L’encadrement du délai d’indemnisation du sinistre de dommages aux biens.
L’article 30 de la loi de simplification de la vie économique du 26 mai 2026 a crée le nouvel article L121-18 du code des assurances désormais rédigé comme suit :
« I. – Lorsque l’assureur désigne un expert pour déterminer les causes d’un sinistre et en évaluer les dommages, il adresse à l’assuré une proposition d’indemnisation ou de réparation en nature ou un refus motivé, dans un délai de six mois à compter de la déclaration du sinistre, sauf situations particulières prévues par décret en Conseil d’Etat. Si les causes du sinistre ou l’évaluation des dommages n’ont pu être établies à l’expiration de ce délai, l’assureur adresse à l’assuré une proposition d’acompte motivée ou notifie à l’assuré sa décision motivée de ne pas accorder d’acompte à ce stade.
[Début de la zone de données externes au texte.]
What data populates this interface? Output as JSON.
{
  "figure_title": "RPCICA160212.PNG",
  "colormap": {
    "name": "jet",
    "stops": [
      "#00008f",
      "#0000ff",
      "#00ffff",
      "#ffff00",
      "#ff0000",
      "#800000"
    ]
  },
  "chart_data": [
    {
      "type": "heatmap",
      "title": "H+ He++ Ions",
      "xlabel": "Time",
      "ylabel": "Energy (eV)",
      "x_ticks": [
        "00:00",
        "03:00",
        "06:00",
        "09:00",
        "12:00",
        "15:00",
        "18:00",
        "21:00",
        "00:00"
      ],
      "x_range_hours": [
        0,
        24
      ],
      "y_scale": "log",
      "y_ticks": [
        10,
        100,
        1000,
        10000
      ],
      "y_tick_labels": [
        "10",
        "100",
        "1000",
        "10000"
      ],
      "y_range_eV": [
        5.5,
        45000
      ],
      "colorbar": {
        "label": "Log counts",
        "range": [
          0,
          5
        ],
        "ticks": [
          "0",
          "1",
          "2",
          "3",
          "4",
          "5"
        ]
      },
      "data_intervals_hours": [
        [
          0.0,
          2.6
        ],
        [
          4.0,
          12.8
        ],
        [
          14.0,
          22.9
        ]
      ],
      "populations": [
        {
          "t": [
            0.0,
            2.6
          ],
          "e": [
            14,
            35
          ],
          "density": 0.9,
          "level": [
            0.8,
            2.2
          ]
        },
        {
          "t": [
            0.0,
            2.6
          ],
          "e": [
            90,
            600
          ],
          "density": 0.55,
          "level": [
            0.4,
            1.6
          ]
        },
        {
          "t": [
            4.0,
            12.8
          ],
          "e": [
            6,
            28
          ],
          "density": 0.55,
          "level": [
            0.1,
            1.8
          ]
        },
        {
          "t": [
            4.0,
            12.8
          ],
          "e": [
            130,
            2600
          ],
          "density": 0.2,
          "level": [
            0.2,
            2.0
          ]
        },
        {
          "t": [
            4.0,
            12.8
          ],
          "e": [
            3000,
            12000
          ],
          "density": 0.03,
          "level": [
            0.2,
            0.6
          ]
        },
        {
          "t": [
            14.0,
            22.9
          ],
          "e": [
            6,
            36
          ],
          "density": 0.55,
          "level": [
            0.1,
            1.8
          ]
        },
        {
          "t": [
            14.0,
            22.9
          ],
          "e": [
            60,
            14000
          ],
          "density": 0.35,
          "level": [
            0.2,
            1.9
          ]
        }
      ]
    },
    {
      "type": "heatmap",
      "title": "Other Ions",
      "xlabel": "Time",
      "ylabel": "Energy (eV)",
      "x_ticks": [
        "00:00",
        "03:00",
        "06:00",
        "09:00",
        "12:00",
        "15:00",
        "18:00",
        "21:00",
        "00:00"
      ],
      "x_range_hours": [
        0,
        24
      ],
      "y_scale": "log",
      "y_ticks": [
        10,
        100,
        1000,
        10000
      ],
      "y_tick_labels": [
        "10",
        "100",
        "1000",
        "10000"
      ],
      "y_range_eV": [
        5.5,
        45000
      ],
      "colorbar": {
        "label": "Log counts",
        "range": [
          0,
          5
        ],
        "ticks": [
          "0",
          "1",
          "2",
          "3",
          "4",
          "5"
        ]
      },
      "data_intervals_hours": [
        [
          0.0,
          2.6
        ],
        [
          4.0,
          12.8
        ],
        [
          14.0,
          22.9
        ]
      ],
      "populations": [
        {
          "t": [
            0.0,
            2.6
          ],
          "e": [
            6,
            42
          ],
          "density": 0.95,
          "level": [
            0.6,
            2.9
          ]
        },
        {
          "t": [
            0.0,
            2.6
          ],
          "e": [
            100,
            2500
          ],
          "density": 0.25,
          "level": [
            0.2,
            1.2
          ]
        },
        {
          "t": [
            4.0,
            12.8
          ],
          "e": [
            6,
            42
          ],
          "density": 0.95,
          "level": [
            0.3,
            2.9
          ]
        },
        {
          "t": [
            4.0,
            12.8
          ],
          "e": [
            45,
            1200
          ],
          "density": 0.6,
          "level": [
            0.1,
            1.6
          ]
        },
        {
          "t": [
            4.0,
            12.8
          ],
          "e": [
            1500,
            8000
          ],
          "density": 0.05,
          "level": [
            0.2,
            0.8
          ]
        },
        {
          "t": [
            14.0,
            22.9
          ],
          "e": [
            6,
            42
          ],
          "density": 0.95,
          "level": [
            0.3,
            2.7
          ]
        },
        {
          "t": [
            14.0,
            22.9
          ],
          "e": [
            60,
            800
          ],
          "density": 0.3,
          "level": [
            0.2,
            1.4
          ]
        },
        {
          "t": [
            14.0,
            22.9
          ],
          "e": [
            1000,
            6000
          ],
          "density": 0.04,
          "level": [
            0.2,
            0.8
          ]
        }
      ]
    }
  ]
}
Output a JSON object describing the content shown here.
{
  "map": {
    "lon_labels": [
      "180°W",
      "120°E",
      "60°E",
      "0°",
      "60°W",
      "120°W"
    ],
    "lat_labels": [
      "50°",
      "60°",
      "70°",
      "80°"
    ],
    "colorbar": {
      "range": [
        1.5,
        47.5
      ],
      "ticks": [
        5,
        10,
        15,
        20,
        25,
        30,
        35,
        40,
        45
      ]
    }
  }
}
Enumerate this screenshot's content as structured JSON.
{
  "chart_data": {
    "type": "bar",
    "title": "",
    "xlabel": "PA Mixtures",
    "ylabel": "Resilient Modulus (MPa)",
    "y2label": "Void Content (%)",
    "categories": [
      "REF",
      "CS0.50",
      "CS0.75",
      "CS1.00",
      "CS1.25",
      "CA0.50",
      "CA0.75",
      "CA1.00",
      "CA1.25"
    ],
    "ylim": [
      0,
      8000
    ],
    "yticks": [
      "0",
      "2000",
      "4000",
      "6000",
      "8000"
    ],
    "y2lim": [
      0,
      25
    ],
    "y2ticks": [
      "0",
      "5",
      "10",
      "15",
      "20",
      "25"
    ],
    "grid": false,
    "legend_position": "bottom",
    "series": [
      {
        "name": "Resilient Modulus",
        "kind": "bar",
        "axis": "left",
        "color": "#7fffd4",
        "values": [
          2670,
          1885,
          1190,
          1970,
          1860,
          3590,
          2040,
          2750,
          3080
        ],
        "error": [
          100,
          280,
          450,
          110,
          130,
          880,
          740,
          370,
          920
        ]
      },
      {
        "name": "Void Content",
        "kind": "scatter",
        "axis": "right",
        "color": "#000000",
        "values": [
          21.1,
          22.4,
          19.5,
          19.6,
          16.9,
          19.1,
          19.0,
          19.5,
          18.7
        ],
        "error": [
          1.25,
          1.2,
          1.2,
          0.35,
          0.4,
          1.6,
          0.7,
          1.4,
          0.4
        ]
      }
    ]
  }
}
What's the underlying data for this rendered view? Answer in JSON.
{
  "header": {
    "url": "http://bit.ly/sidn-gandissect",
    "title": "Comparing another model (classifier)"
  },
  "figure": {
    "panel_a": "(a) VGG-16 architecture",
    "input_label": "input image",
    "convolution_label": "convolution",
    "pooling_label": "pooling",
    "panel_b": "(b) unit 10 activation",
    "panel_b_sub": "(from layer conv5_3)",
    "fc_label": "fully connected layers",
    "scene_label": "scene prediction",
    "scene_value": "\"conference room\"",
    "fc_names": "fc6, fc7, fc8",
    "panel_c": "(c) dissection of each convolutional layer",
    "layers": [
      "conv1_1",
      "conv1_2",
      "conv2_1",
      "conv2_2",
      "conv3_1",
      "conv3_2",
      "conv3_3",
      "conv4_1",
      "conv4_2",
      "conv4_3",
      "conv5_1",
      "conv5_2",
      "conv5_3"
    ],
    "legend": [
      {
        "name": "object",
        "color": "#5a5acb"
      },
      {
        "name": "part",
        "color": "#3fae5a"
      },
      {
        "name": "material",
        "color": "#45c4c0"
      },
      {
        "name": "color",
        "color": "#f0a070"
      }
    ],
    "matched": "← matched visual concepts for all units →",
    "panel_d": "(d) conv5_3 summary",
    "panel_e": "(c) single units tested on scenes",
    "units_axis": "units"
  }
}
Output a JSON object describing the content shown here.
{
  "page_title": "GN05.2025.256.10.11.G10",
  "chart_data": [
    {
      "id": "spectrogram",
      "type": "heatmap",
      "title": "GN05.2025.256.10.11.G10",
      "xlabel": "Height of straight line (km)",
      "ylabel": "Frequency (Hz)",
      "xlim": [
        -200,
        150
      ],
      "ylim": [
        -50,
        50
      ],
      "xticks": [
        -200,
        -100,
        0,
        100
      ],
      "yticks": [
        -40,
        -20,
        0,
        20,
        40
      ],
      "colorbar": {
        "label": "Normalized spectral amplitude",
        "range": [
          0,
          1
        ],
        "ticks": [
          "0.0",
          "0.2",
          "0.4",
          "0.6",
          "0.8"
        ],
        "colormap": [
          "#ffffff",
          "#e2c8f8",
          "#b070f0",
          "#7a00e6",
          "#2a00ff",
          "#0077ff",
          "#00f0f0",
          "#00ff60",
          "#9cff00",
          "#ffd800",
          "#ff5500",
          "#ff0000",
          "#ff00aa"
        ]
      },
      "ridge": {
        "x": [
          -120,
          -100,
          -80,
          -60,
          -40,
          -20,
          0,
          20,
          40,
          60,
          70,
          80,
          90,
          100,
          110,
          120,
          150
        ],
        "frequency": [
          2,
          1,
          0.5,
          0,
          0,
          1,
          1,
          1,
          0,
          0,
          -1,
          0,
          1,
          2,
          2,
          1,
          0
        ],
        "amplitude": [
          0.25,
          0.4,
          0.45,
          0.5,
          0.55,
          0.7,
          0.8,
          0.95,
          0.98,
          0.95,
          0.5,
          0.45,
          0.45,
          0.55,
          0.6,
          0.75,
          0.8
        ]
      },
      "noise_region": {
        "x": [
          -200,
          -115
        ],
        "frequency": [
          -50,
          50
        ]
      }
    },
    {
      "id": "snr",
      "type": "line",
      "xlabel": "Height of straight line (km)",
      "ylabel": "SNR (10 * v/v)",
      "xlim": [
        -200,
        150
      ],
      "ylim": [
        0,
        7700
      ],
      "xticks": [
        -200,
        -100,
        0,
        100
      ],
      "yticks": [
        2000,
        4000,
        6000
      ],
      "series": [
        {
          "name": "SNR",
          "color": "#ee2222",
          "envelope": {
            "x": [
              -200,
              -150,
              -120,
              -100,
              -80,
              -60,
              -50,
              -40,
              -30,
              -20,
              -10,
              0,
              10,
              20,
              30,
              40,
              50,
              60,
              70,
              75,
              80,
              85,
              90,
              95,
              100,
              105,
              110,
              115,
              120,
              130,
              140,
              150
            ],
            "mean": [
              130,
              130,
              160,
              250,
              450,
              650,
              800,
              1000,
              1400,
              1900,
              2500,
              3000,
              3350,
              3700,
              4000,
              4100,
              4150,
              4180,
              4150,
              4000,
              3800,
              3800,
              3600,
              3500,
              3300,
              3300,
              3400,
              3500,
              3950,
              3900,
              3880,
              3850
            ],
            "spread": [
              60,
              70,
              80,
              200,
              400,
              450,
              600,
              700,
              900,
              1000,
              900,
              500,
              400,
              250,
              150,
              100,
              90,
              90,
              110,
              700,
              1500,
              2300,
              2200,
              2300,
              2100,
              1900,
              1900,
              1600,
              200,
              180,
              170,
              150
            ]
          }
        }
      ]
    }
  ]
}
Lorsque l’assureur ne désigne pas d’expert, il adresse une proposition d’indemnisation ou de réparation en nature ou un refus motivé, dans un délai de deux mois à compter de la déclaration du sinistre, sauf situations particulières prévues par décret en Conseil d’Etat.
A compter de la réception de l’accord de l’assuré sur la proposition d’indemnisation ou d’acompte, l’assureur dispose d’un délai d’un mois pour missionner l’entreprise chargée de procéder à la réparation du bien ou de vingt et un jours pour verser l’indemnisation ou l’acompte dû. A défaut, et sauf cas fortuit ou de force majeure, l’indemnité ou l’acompte dû par l’assureur produit, à compter de l’expiration de ce dernier délai, intérêts au taux de l’intérêt légal.
L’expert désigné en application du premier alinéa du I transmet son rapport définitif à l’assureur ainsi qu’à l’assuré. […]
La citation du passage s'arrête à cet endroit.